Sara Eddy
Artist Statement: Talking & Listening to Plants
Almost every day, and often twice a day, I walk out my back door and up onto the side of Mount Norwottuck, a mountain in the Holyoke range in western Massachusetts. My dog comes with me. There are seemingly infinite varieties of asters, goldenrod, maples, oaks, beeches, and other New England fauna there to greet me. I grew up here, and returned to live here as an adult after 20 years in other parts of the States. It is a landscape that feels as familiar to me as my family. I took that feeling of comfort and intimacy to a grant-funded panel (“Vegetal Forms,” at the Kahn Institute at Smith College) in fall of 2024. The panel was composed of artists, poets, and academics researching human-plant relationships, and what we can learn from the plants around us. I wrote “Feverfew” as one of the weekly poems I provided for conversation and inspiration. Many of our discussions circled around how little we know, and how frequently we have colonized the plant world, both literally and in the botanical languages we use to describe plants. But we also discussed folk knowledge and naming, along with symbiotic relationships between plants and between plants and humans. We have so far to go.

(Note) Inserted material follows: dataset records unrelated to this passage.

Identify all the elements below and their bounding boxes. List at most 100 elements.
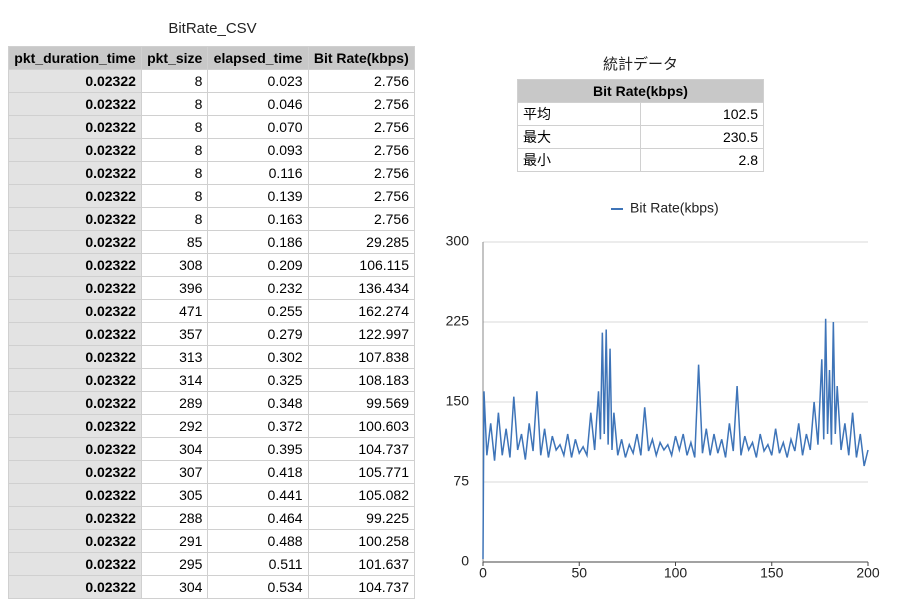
x-tick-label: 150 [760, 565, 784, 581]
row: 0.02322 314 0.325 108.183 [8, 368, 416, 392]
cell: 0.255 [207, 299, 309, 323]
row: 0.02322 8 0.093 2.756 [8, 138, 416, 162]
header-row: pkt_duration_time pkt_size elapsed_time Bit… [8, 46, 416, 70]
cell: 100.258 [307, 529, 416, 553]
cell: 0.02322 [8, 391, 142, 415]
data-table: pkt_duration_time pkt_size elapsed_time Bit… [8, 46, 416, 599]
cell: 0.488 [207, 529, 309, 553]
cell: 0.279 [207, 322, 309, 346]
cell: 8 [140, 138, 209, 162]
cell: 304 [140, 575, 209, 599]
y-tick-label: 75 [453, 473, 469, 489]
cell: 0.464 [207, 506, 309, 530]
cell: 230.5 [640, 125, 764, 149]
cell: 0.02322 [8, 575, 142, 599]
row: 0.02322 8 0.139 2.756 [8, 184, 416, 208]
cell: 0.02322 [8, 69, 142, 93]
cell: 0.139 [207, 184, 309, 208]
cell: 162.274 [307, 299, 416, 323]
cell: 0.02322 [8, 414, 142, 438]
cell: 0.02322 [8, 138, 142, 162]
cell: 0.02322 [8, 483, 142, 507]
row: 0.02322 8 0.023 2.756 [8, 69, 416, 93]
cell: 85 [140, 230, 209, 254]
x-tick-label: 50 [571, 565, 587, 581]
cell: 471 [140, 299, 209, 323]
row: 0.02322 396 0.232 136.434 [8, 276, 416, 300]
cell: 105.771 [307, 460, 416, 484]
cell: 308 [140, 253, 209, 277]
row: 0.02322 8 0.046 2.756 [8, 92, 416, 116]
cell: 288 [140, 506, 209, 530]
row: 0.02322 8 0.116 2.756 [8, 161, 416, 185]
cell: 0.070 [207, 115, 309, 139]
row: 0.02322 288 0.464 99.225 [8, 506, 416, 530]
column-header: Bit Rate(kbps) [517, 79, 764, 103]
y-tick-label: 150 [446, 393, 470, 409]
cell: 0.534 [207, 575, 309, 599]
cell: 102.5 [640, 102, 764, 126]
cell: 291 [140, 529, 209, 553]
cell: 307 [140, 460, 209, 484]
cell: 357 [140, 322, 209, 346]
cell: 0.02322 [8, 529, 142, 553]
column-header: elapsed_time [207, 46, 309, 70]
cell: 2.756 [307, 161, 416, 185]
cell: 0.02322 [8, 460, 142, 484]
cell: 0.02322 [8, 161, 142, 185]
cell: 8 [140, 115, 209, 139]
cell: 136.434 [307, 276, 416, 300]
cell: 0.511 [207, 552, 309, 576]
cell: 0.02322 [8, 345, 142, 369]
cell: 0.02322 [8, 368, 142, 392]
cell: 0.046 [207, 92, 309, 116]
row: 0.02322 357 0.279 122.997 [8, 322, 416, 346]
cell: 104.737 [307, 575, 416, 599]
cell: 0.441 [207, 483, 309, 507]
row: 0.02322 313 0.302 107.838 [8, 345, 416, 369]
cell: 2.756 [307, 138, 416, 162]
header-row: Bit Rate(kbps) [517, 79, 764, 103]
cell: 295 [140, 552, 209, 576]
cell: 0.02322 [8, 92, 142, 116]
cell: 292 [140, 414, 209, 438]
column-header: pkt_duration_time [8, 46, 142, 70]
cell: 0.02322 [8, 207, 142, 231]
cell: 0.02322 [8, 253, 142, 277]
cell: 2.8 [640, 148, 764, 172]
cell: 0.02322 [8, 184, 142, 208]
y-tick-label: 225 [446, 313, 470, 329]
cell: 0.348 [207, 391, 309, 415]
x-tick-label: 0 [479, 565, 487, 581]
y-tick-label: 0 [461, 553, 469, 569]
cell: 2.756 [307, 92, 416, 116]
row: 最大 230.5 [517, 125, 764, 149]
cell: 0.302 [207, 345, 309, 369]
row: 0.02322 305 0.441 105.082 [8, 483, 416, 507]
stats-table: Bit Rate(kbps) 平均 102.5 最大 230.5 最小 2.8 [517, 79, 764, 172]
cell: 106.115 [307, 253, 416, 277]
cell: 0.325 [207, 368, 309, 392]
legend-label: Bit Rate(kbps) [630, 200, 719, 216]
column-header: Bit Rate(kbps) [307, 46, 416, 70]
row: 0.02322 304 0.534 104.737 [8, 575, 416, 599]
cell: 0.209 [207, 253, 309, 277]
cell: 2.756 [307, 69, 416, 93]
table-title: BitRate_CSV [168, 20, 257, 37]
cell: 0.02322 [8, 437, 142, 461]
cell: 101.637 [307, 552, 416, 576]
row: 0.02322 291 0.488 100.258 [8, 529, 416, 553]
x-tick-label: 100 [664, 565, 688, 581]
x-tick-label: 200 [856, 565, 880, 581]
row: 平均 102.5 [517, 102, 764, 126]
cell: 0.02322 [8, 506, 142, 530]
stats-title: 統計データ [602, 56, 678, 73]
row: 0.02322 295 0.511 101.637 [8, 552, 416, 576]
cell: 0.02322 [8, 552, 142, 576]
cell: 最小 [517, 148, 641, 172]
row: 最小 2.8 [517, 148, 764, 172]
column-header: pkt_size [140, 46, 209, 70]
cell: 108.183 [307, 368, 416, 392]
row: 0.02322 304 0.395 104.737 [8, 437, 416, 461]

Sara Eddy’s second full-length poetry collection, How to Wash a Rabbit, is forthcoming from Cornerstone Press. She is also author of Ordinary Fissures (2024), and two chapbooks: Full Mouth (2020), and Tell the Bees (2019). Her poems have appeared in many online and print journals, including Threepenny Review, Raleigh Review, Sky Island, and Baltimore Review, among others. Her poems have been nominated for Pushcart and Best of Net Prizes, and she was the recipient of Causeway Literature’s poetry award. She lives in Amherst, Massachusetts, in a house built by Emily Dickinson’s cousin.